Lately, fund houses have become aggressive in their quest for returns, and are investing in higher-yielding investments. This increases the chances of a default, particularly if the fund has invested in sectors such as real estate, where higher interest rates have increased the chances of a default. Even if, say, there's a default of 5 per cent of the corpus, then you will hardly gain anything from your FMP. In fact, in a three-month FMP, you will actually lose money.

This is not to say that all FMPs are bad. Fund houses usually disclose the asset class that they will invest in, and the tenure of FMP. If the investments are in sectors such as real estate that are likely to be impacted by the slowdown, then avoid such FMPs. On the other hand, if an FMP invests in, say, bank commercial deposits or AAA-rated paper of the manufacturing sector, then you might want to go ahead with that investment.
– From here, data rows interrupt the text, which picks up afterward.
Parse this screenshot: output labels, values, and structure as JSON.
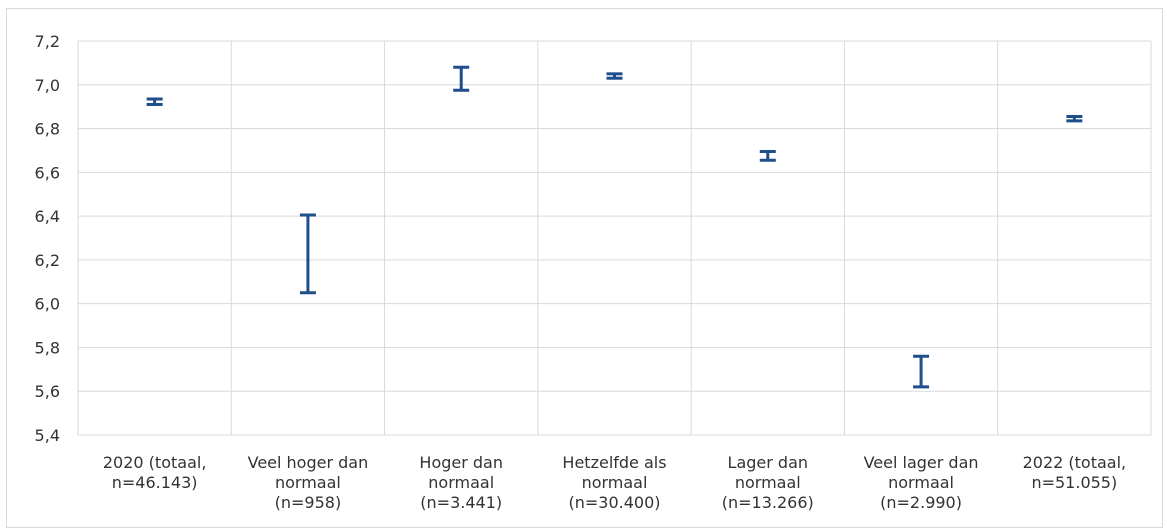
{
  "chart_data": {
    "type": "errorbar",
    "title": "",
    "xlabel": "",
    "ylabel": "",
    "ylim": [
      5.4,
      7.2
    ],
    "yticks": [
      "7,2",
      "7,0",
      "6,8",
      "6,6",
      "6,4",
      "6,2",
      "6,0",
      "5,8",
      "5,6",
      "5,4"
    ],
    "ytick_values": [
      7.2,
      7.0,
      6.8,
      6.6,
      6.4,
      6.2,
      6.0,
      5.8,
      5.6,
      5.4
    ],
    "grid": true,
    "color": "#1f4e8c",
    "categories": [
      [
        "2020 (totaal,",
        "n=46.143)"
      ],
      [
        "Veel hoger dan",
        "normaal",
        "(n=958)"
      ],
      [
        "Hoger dan",
        "normaal",
        "(n=3.441)"
      ],
      [
        "Hetzelfde als",
        "normaal",
        "(n=30.400)"
      ],
      [
        "Lager dan",
        "normaal",
        "(n=13.266)"
      ],
      [
        "Veel lager dan",
        "normaal",
        "(n=2.990)"
      ],
      [
        "2022     (totaal,",
        "n=51.055)"
      ]
    ],
    "intervals": [
      {
        "low": 6.91,
        "high": 6.935
      },
      {
        "low": 6.05,
        "high": 6.405
      },
      {
        "low": 6.975,
        "high": 7.08
      },
      {
        "low": 7.03,
        "high": 7.05
      },
      {
        "low": 6.655,
        "high": 6.695
      },
      {
        "low": 5.62,
        "high": 5.76
      },
      {
        "low": 6.835,
        "high": 6.855
      }
    ]
  }
}
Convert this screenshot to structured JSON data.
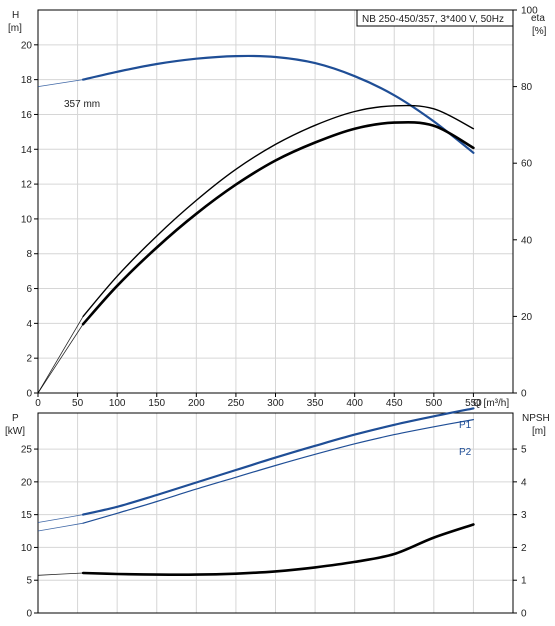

Unlike equity investor, investors in FMPs typically don't want to take a risk with their investments. So, don't get lured by higher interest rates. It's better to sacrifice a bit of yield, which is just about 1 per cent. Do look at the ratings of the planned portfolio before investing in an FMP. Also, assess the track record of the issuing fund house and compare how the FMPs have fared against their promises. If there's a divergence, it's better to avoid the fixed maturity plans of the fund house. Stick to shorter-tenure maturity plans for now, as they mitigate the risk of holding longterm paper. Just make sure you do your homework.